ROMADi record in record la benzina vola verso la fatidica soglia dei 2 euro, già toccata in qualche area del Paese. Si tratta di prezzi sempre meno sostenibili per le famiglie italiane alle prese con la crisi e infatti i consumi, nei primi due mesi dell’ anno, crollano del 10% mentre la spesa continua ad aumentare (+11%). A fare il pieno è il fisco, che con Iva e accise incassa a gennaio e febbraio il 20% in più rispetto allo stesso periodo del 2011. L’ aggiornamento quotidiano dei listini assegna alla rete Shell la palma dei distributori più cari: con un aumento di 0,5 centesimi al litro, infatti, la verde del marchio della conchiglia è arrivata al nuovo record di 1,880 euro al litro, mentre il diesel viaggia a 1,785 euro al litro. La soglia dei 2 euro, già toccata in alcune zone d’ Italia, è dunque a un passo. Con prezzi a questo livello è evidente che gli italiani cercano soluzioni alternative per muoversi, riscoprono i mezzi pubblici e tirano fuori le biciclette dalle cantine. A dimostrarlo sono i consumi: secondo le rilevazioni dell’ Unione petrolifera e del ministero dello Sviluppo economico, nei primi due mesi dell’ anno la contrazione di benzina e gasolio è stata del 9,6%. La spesa, tuttavia, non accenna a diminuire, anzi: secondo calcoli del Centro Studi Promotor sempre nei primi due mesi è cresciuta dell’ 11,1%, superando i 10 miliardi di euro.
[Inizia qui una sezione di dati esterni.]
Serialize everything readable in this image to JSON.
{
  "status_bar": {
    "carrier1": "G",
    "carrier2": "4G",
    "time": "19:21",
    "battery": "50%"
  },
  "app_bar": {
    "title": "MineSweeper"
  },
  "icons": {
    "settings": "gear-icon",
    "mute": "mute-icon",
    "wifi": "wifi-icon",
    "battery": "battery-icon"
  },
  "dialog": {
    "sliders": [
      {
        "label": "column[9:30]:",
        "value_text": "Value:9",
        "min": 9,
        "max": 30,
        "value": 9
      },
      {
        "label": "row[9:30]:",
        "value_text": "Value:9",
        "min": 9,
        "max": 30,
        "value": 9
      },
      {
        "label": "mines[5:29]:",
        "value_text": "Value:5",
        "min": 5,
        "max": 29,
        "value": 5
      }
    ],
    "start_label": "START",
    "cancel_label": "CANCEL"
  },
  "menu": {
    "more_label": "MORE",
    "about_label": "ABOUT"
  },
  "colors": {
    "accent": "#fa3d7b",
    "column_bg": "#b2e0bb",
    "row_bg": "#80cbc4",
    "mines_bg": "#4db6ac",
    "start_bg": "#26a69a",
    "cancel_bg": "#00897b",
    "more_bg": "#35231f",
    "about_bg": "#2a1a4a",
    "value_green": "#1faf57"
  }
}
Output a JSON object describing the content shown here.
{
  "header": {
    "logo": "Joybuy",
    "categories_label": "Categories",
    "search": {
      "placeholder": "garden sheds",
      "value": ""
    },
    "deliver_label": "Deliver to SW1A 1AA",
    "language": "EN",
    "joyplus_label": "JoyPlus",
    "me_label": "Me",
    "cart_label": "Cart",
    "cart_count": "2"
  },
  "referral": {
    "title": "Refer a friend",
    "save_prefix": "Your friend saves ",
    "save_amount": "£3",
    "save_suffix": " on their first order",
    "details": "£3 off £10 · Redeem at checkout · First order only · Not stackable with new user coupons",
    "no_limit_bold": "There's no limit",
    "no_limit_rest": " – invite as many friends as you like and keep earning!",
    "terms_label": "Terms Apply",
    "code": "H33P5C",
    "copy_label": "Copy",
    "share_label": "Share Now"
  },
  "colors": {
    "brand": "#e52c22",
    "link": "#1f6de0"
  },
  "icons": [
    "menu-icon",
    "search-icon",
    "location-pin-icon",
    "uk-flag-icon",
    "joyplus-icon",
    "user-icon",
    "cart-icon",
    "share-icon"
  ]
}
A fare il pieno, oltre all’ industria petrolifera, è stato dunque il fisco, con un carico di imposte di 5,5 miliardi, in crescita del 19,8% rispetto al 2011. Il Codacons chiede allora l’ intervento del Governo: «Il premier Monti e i ministri economici – osserva l’ associazione dei consumatori – devono urgentemente tagliare le accise che gravano sui carburanti, unica possibilità per determinare un sensibile calo dei listini alla pompa». Si rivolge a Palazzo Chigi anche la Faib Confesercenti, secondo cui «diventa sempre più necessario un doppio intervento del Governo finalizzato all’ introduzione dell’ accise mobile e della sterilizzazione dell’ iva da un lato e dall’ altro all’ accelerazione delle procedure per la realizzazione del mercato all’ ingrosso previsto dal recente decreto sulle liberalizzazioni per bloccare la speculazione». (g.z.)